McVey tugged at an ear and looked off. Then he looked back. “Maybe we should try a little different approach,” he said, pausing. “How come you pumped Albert Merriman full of succ—een—ill—choline? I pronounce it ‘ right?”
Osborn didn’t panic, his pulse didn’t even jump. McVey was too intelligent not to have found out, and he’d prepared himself for it. “Do the Paris police know?”
“Please answer the question.”
“Albert Merriman—murdered my father.”
“Your father?” That surprised McVey. It was something he should have considered, but hadn’t, that Merriman had been an object of pursuit for revenge.
“Yes.”
“You hire the tall man to kill him?”
“No. He just showed up.”
“How long ago did Merriman kill your father?”
“When I was ten.”
“In Boston. On the street. I was there. I saw it happen. I never forgot his face. And I never saw him again, until a week ago, here in Paris.”

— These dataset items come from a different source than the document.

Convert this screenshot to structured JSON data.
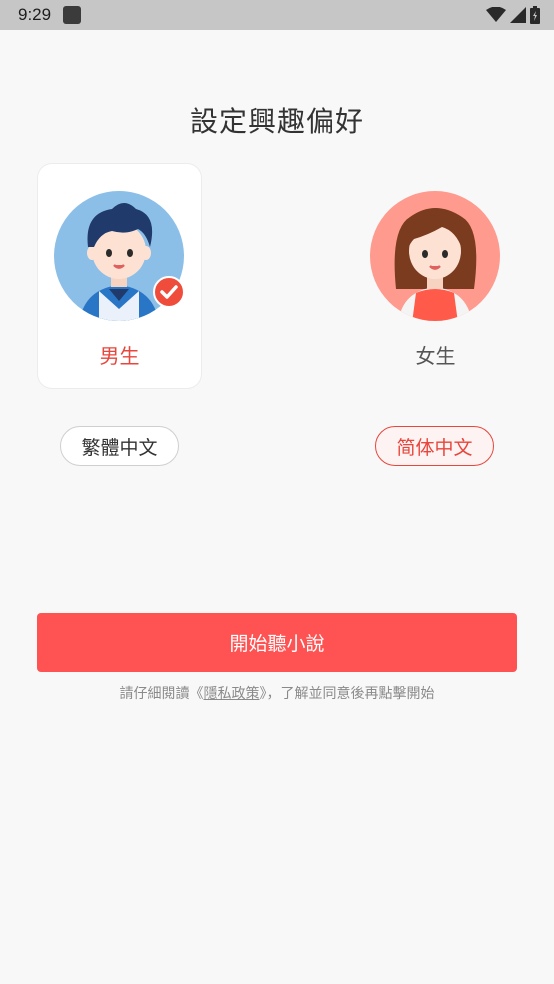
{
  "status_bar": {
    "time": "9:29"
  },
  "page": {
    "title": "設定興趣偏好"
  },
  "gender": {
    "male_label": "男生",
    "female_label": "女生",
    "selected": "male"
  },
  "language": {
    "traditional_label": "繁體中文",
    "simplified_label": "简体中文",
    "selected": "simplified"
  },
  "start_button": {
    "label": "開始聽小說"
  },
  "privacy": {
    "prefix": "請仔細閱讀《",
    "link": "隱私政策",
    "suffix": "》，了解並同意後再點擊開始"
  },
  "colors": {
    "accent": "#ff5252",
    "selected_text": "#e8453c",
    "male_avatar_bg": "#8bbfe8",
    "female_avatar_bg": "#fe9a8e"
  }
}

In an instant McVey fit the pieces together. “You didn’t tell the Paris police because you weren’t finished with him. You hired Packard to find him. And when he did, you looked for a spot to do it and found the riverbank. Give him a shot or two of the drug. Get him in the water, he can’t breathe or use his muscles, he floats off and drowns. Current is heavy there, the chemical dissipates quickly in the body and he’s so bloated nobody thinks to look for puncture wounds. That was the idea.”
“In a way.”
“What way?”
“First, I wanted to find out why he had done what he did.”

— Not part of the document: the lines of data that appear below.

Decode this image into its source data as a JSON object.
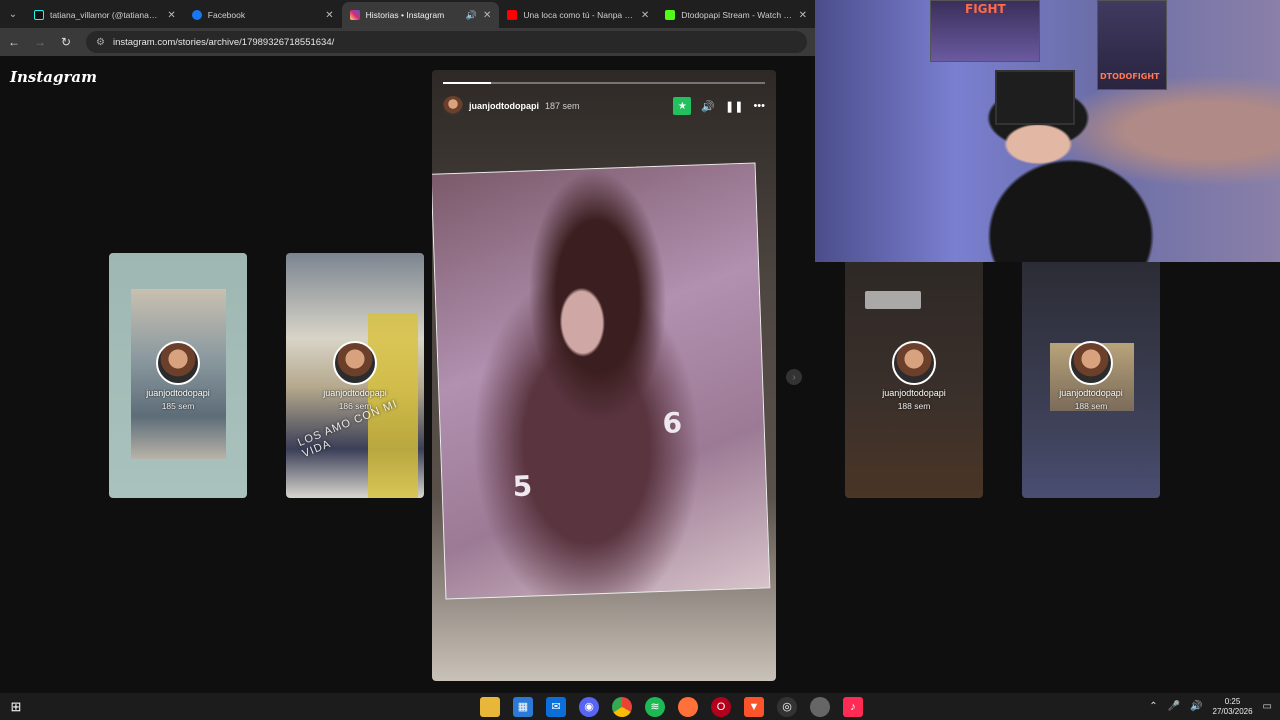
{
  "browser": {
    "tabs": [
      {
        "title": "tatiana_villamor (@tatiana_villa...",
        "color": "#111111",
        "active": false
      },
      {
        "title": "Facebook",
        "color": "#1877f2",
        "active": false
      },
      {
        "title": "Historias • Instagram",
        "color": "#d62976",
        "active": true
      },
      {
        "title": "Una loca como tú - Nanpa Básic...",
        "color": "#ff0000",
        "active": false
      },
      {
        "title": "Dtodopapi Stream - Watch Live...",
        "color": "#53fc18",
        "active": false
      }
    ],
    "url": "instagram.com/stories/archive/17989326718551634/"
  },
  "instagram": {
    "logo": "Instagram",
    "story": {
      "username": "juanjodtodopapi",
      "time": "187 sem",
      "progress": 0.15,
      "jersey_numbers": [
        "5",
        "6"
      ]
    },
    "side_cards": [
      {
        "username": "juanjodtodopapi",
        "time": "185 sem",
        "overlay": ""
      },
      {
        "username": "juanjodtodopapi",
        "time": "186 sem",
        "overlay": "LOS AMO CON MI VIDA"
      },
      {
        "username": "juanjodtodopapi",
        "time": "188 sem",
        "overlay": ""
      },
      {
        "username": "juanjodtodopapi",
        "time": "188 sem",
        "overlay": ""
      }
    ]
  },
  "webcam": {
    "poster_text": "DTODOFIGHT",
    "top_poster_text": "FIGHT"
  },
  "taskbar": {
    "time": "0:25",
    "date": "27/03/2026"
  }
}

“Did you?” Suddenly McVey’s eyes tracked off. The man in the leather jacket was no longer at the table where he had been. He was closer. Two tables away in a clear line to Osborn’s immediate left. A cigarette was still in his left hand but his right was out of sight, under the table.
Osborn started to turn to see what McVey was looking at when suddenly McVey was on his feet, stepping between Osborn and the man at the table.
“Get up and walk ahead of me. Out that door. Don’t ask why. Just do it.”
Osborn got up. As he did, he realized who McVey had been looking at. “McVey, that’s him. The tall man!”
McVey whirled. Bernhard Oven was standing, the silenced Czechoslovakian Cz coming up in his hand. Somebody screamed.
Suddenly the air was shattered by two booming reports, one right on top of the other, followed almost immediately by a hailstorm breaking of glass.